“Her daily joy was not simply cooking but preparing meals to bring people together. One of her most prized contributions was advocating for the Civil Rights Movement through feeding those on the front lines of the struggle for human dignity,” Chase’s family said in a statement announcing her death. (Photo: Wikimedia Commons / Blake Nelson Boyd, [GFDL (http://www.gnu.org/copyleft/fdl.html)]
A petition has been launched to rename Lee Circle in New Orleans after famed restaurant owner Leah Chase. Chase passed away on June 1 in Madisonville, Louisiana at age 96. Her restaurant, “Dooky Chase’s Restaurant,” which she owned with her husband, the late Edgar “Dooky” Chase II, who died in 2016, was a gathering place for Civil Rights leaders.

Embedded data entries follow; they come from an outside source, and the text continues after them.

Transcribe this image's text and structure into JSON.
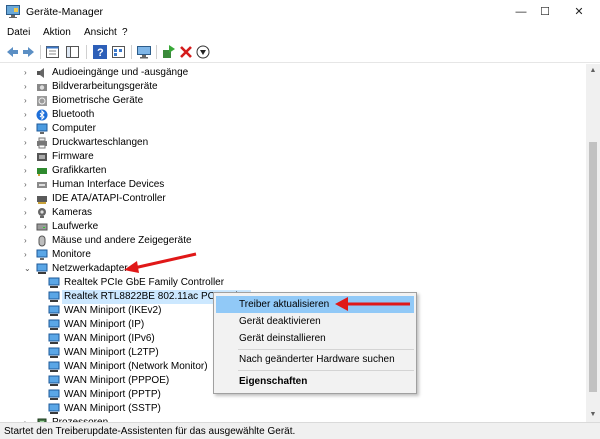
{
  "window": {
    "title": "Geräte-Manager",
    "icon": "device-manager-icon",
    "controls": {
      "minimize": "—",
      "maximize": "☐",
      "close": "✕"
    }
  },
  "menu": [
    "Datei",
    "Aktion",
    "Ansicht",
    "?"
  ],
  "toolbar": [
    "back-icon",
    "forward-icon",
    "properties-icon",
    "show-hide-console-tree-icon",
    "help-icon",
    "view-icon",
    "monitor-scan-icon",
    "update-driver-icon",
    "uninstall-icon",
    "download-icon"
  ],
  "tree": {
    "categories_top": [
      {
        "label": "Audioeingänge und -ausgänge",
        "icon": "speaker-icon"
      },
      {
        "label": "Bildverarbeitungsgeräte",
        "icon": "camera-icon"
      },
      {
        "label": "Biometrische Geräte",
        "icon": "fingerprint-icon"
      },
      {
        "label": "Bluetooth",
        "icon": "bluetooth-icon"
      },
      {
        "label": "Computer",
        "icon": "computer-icon"
      },
      {
        "label": "Druckwarteschlangen",
        "icon": "printer-icon"
      },
      {
        "label": "Firmware",
        "icon": "firmware-icon"
      },
      {
        "label": "Grafikkarten",
        "icon": "display-adapter-icon"
      },
      {
        "label": "Human Interface Devices",
        "icon": "hid-icon"
      },
      {
        "label": "IDE ATA/ATAPI-Controller",
        "icon": "ide-controller-icon"
      },
      {
        "label": "Kameras",
        "icon": "webcam-icon"
      },
      {
        "label": "Laufwerke",
        "icon": "drive-icon"
      },
      {
        "label": "Mäuse und andere Zeigegeräte",
        "icon": "mouse-icon"
      },
      {
        "label": "Monitore",
        "icon": "monitor-icon"
      }
    ],
    "expanded_category": {
      "label": "Netzwerkadapter",
      "icon": "network-adapter-icon"
    },
    "network_adapters": [
      "Realtek PCIe GbE Family Controller",
      "Realtek RTL8822BE 802.11ac PCIe Adapter",
      "WAN Miniport (IKEv2)",
      "WAN Miniport (IP)",
      "WAN Miniport (IPv6)",
      "WAN Miniport (L2TP)",
      "WAN Miniport (Network Monitor)",
      "WAN Miniport (PPPOE)",
      "WAN Miniport (PPTP)",
      "WAN Miniport (SSTP)"
    ],
    "selected_visible_text": "Realtek RTL8822BE 802.11ac PCIe Adap",
    "categories_bottom": [
      {
        "label": "Prozessoren",
        "icon": "processor-icon"
      }
    ]
  },
  "context_menu": {
    "items": [
      "Treiber aktualisieren",
      "Gerät deaktivieren",
      "Gerät deinstallieren",
      "Nach geänderter Hardware suchen",
      "Eigenschaften"
    ],
    "highlighted": "Treiber aktualisieren",
    "default_item": "Eigenschaften"
  },
  "status_bar": "Startet den Treiberupdate-Assistenten für das ausgewählte Gerät.",
  "colors": {
    "selection": "#cce8ff",
    "menu_highlight": "#91c9f7",
    "annotation_arrow": "#e01818"
  }
}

“A statue of Leah Chase would bring all New Orleanians together in honor of one of our greatest culture bearers,” the petition reads.

Chase was the recipient of numerous cooking awards. Chase was inducted into the James Beard Foundation’s Who’s Who of Food & Beverage in America in 2010. In 2000, Chase was honored with a lifetime achievement award from the Southern Foodways Alliance.

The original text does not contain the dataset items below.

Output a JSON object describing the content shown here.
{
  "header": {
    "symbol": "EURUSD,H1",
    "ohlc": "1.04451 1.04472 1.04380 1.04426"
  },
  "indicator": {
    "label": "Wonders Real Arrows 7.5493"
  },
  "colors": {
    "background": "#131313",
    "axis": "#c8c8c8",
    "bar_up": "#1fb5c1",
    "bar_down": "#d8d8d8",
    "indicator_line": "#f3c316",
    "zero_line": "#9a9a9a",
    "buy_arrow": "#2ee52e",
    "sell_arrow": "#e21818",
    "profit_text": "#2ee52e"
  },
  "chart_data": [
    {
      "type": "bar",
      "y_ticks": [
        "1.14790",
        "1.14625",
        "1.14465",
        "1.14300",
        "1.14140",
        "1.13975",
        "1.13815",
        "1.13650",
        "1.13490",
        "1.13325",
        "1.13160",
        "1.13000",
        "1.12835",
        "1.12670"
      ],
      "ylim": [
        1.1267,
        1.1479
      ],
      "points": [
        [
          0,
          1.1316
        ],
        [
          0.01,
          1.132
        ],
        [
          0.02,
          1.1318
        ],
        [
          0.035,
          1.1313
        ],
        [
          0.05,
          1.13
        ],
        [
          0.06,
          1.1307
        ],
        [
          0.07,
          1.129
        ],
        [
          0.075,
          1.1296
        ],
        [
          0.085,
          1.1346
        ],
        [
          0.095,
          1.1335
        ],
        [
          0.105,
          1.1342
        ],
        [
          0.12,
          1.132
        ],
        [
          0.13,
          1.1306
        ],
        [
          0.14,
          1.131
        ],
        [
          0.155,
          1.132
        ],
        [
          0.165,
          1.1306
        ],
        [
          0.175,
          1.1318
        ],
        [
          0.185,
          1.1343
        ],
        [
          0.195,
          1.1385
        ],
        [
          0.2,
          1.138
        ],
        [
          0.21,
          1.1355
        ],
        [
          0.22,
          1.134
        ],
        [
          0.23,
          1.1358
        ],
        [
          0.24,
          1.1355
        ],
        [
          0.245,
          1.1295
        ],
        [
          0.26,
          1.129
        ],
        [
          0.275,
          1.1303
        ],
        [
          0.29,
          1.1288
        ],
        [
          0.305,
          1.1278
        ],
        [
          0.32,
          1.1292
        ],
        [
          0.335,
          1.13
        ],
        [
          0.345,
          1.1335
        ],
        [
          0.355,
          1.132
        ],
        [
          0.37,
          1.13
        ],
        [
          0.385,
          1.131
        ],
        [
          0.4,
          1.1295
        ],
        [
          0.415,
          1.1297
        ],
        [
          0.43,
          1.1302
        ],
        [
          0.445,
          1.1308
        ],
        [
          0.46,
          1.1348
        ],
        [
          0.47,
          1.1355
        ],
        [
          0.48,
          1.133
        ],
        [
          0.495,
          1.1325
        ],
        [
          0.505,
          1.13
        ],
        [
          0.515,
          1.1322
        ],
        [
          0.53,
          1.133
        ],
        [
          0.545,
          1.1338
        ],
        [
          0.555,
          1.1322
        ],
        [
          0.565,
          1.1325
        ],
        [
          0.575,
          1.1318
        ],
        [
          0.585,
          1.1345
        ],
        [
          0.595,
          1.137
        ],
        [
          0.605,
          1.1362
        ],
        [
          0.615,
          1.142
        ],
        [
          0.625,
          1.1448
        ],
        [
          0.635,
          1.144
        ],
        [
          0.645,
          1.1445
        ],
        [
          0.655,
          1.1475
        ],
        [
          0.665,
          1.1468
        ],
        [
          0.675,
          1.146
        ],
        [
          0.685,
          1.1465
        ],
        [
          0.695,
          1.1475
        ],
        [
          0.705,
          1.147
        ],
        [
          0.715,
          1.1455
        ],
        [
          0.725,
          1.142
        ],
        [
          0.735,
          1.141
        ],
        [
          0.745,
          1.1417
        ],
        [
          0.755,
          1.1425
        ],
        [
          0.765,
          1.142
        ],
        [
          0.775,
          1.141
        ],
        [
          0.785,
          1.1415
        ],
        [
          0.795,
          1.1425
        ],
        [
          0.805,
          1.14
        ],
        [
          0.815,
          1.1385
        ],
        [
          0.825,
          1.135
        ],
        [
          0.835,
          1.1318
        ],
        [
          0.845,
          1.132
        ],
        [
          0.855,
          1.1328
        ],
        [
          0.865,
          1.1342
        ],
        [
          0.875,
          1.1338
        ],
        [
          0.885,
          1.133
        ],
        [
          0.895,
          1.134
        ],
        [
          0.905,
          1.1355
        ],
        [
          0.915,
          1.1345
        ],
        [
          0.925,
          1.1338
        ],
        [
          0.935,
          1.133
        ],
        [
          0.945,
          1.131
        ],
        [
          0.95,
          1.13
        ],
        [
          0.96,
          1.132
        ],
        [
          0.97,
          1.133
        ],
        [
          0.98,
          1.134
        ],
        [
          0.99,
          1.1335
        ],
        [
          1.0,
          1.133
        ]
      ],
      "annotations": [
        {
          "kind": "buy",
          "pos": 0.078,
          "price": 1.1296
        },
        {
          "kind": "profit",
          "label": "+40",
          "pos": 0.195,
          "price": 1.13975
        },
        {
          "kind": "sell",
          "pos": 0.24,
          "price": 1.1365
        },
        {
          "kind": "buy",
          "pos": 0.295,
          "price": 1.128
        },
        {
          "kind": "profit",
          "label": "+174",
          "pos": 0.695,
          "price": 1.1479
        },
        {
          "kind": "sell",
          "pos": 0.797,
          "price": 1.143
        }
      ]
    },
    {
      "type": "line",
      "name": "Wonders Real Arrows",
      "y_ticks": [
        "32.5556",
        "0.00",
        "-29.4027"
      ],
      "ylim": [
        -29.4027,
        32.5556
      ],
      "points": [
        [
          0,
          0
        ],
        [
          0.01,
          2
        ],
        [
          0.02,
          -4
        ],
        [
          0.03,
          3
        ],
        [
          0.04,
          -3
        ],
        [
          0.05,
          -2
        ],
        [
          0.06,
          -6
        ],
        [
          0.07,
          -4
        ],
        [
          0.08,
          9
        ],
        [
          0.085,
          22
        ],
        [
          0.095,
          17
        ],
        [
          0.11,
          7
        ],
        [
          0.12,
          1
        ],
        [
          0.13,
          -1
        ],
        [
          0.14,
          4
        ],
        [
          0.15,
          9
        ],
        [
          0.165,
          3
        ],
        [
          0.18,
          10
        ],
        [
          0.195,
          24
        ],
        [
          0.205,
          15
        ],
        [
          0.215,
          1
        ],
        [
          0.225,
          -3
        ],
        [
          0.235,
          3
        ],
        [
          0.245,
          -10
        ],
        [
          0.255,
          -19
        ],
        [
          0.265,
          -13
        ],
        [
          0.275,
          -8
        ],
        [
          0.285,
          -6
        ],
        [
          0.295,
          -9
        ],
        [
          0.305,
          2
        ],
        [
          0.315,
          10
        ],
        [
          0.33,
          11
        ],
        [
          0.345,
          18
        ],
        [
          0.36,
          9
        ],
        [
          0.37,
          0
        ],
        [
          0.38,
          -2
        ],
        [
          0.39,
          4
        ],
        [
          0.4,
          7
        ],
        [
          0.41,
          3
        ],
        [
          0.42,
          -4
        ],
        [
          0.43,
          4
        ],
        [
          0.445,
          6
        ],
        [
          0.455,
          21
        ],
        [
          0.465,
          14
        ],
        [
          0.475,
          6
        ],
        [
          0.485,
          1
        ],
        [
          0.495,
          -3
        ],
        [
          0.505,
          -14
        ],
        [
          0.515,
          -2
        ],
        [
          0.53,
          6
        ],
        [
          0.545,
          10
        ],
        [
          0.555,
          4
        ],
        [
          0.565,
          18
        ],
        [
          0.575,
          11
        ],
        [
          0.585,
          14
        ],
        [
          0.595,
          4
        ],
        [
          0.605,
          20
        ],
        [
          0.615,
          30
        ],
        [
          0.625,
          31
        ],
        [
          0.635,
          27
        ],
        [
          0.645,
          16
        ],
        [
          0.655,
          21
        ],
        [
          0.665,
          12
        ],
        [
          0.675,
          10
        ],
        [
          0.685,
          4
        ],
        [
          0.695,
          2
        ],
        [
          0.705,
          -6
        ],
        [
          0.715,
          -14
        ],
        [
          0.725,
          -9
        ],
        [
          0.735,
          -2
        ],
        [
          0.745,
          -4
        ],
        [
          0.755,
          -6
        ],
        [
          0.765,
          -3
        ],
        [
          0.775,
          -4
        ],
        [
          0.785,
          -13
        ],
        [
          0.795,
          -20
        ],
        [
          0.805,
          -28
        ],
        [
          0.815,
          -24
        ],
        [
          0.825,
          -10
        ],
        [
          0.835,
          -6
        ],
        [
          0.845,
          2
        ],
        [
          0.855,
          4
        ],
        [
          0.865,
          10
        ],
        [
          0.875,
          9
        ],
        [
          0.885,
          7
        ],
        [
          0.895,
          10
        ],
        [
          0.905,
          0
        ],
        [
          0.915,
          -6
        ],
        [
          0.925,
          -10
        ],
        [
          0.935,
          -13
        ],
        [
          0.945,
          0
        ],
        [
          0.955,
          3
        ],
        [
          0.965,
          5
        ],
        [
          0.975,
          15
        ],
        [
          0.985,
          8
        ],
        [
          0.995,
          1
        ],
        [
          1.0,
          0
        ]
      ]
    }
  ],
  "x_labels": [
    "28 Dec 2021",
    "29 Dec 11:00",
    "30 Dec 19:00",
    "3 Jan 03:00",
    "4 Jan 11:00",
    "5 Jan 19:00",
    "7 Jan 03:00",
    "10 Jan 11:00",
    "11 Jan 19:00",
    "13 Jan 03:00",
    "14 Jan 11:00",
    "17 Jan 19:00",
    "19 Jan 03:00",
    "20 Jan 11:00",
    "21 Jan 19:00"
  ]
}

National Food and Beverage Foundation President Brent Rosen launched the petition. The petition says the cost of installation of a statue of Leah Chase would be paid for by the Southern Food and Beverage Museum.

Over two years ago, the statue of Robert E. Lee was removed from Lee Circle. Now with the new petition, a group of New Orleans residents are focused on replacing the name of the vacant landmark.

Dooky Chase’s Restaurant became an important stop as Dr. Martin Luther King and the Freedom Riders stopped in New Orleans. As King and the Freedom Riders were beginning to organize the Montgomery bus boycott they held meetings in Dooky Chase’s meeting rooms. There were no black-owned banks in many African-American communities in the South but people would go to Dooky Chase and have their checks cashed by the owners. On Friday nights people would cash checks and order a po-boy.